Gemma, a regular volunteer at the zoo for the past three years, returned in June to help prepare for reopening. In addition to refreshing and developing the exhibitions, she has been logging behavioural observations on ethograms she has designed and is now comparing lockdown data with studies taken now visitors have returned.
The results will alert the zoo team to changes in behaviour and allow them to adjust the animals’ management as they re-adjust.
Gemma created the ethograms herself using criteria such as the time individuals spend eating, grooming and resting. She has also listed instructions and made diagrams which identify individual animals so other volunteers can continue the research. Her project has coincided with the opening of new volunteer ranger stations at the zoo and the results will also be used to help educate the public about the collections.

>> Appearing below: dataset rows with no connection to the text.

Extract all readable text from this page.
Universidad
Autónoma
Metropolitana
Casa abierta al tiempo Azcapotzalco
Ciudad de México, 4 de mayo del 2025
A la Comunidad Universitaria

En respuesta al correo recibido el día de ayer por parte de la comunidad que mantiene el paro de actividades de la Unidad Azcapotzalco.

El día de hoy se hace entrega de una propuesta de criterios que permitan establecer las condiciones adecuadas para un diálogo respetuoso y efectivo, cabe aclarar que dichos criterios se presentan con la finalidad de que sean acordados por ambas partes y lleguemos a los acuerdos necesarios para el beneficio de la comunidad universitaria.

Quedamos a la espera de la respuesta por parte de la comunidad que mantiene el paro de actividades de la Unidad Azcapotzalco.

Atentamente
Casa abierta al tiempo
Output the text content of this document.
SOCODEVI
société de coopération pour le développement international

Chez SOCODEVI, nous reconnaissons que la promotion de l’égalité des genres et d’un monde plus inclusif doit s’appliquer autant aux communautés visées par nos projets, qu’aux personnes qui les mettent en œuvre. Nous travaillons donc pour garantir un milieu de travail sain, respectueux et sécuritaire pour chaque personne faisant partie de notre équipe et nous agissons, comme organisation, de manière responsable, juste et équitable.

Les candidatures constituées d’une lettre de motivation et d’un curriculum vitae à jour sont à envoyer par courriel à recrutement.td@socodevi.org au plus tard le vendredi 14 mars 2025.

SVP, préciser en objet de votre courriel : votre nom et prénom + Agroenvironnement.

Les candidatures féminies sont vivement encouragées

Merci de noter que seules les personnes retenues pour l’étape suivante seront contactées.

Gemma, who hopes to become a zoo keeper, explained: “I learned how to make ethograms and how to analyse the data during my degree studies and used my notes and skills to prepare the data collection. It will be very interesting to compare the results of behaviour during lockdown with behaviour since reopening, as this is a comparatively new area of research. I’ve enjoyed setting it all up and feel it’s really helped me to develop skills for the future.”
Gemma, who lives in Kendal, observed snow leopards, curassow birds, cotton top tamarins, black capped lorikeets, wallabies and lemurs for her project.
The zoo’s Centre Manager Jack Williams, who graduated from University Centre Reaseheath with a BSc in Zoo Management in 2018, said: “Gemma’s research is enabling us to maintain our animal husbandry to the highest standards. The welfare of our animals is extremely important to us, as is the health of our visitors. Obviously we are delighted to open our gates again, but it’s also very helpful to monitor how our collection is readjusting to the busier atmosphere.”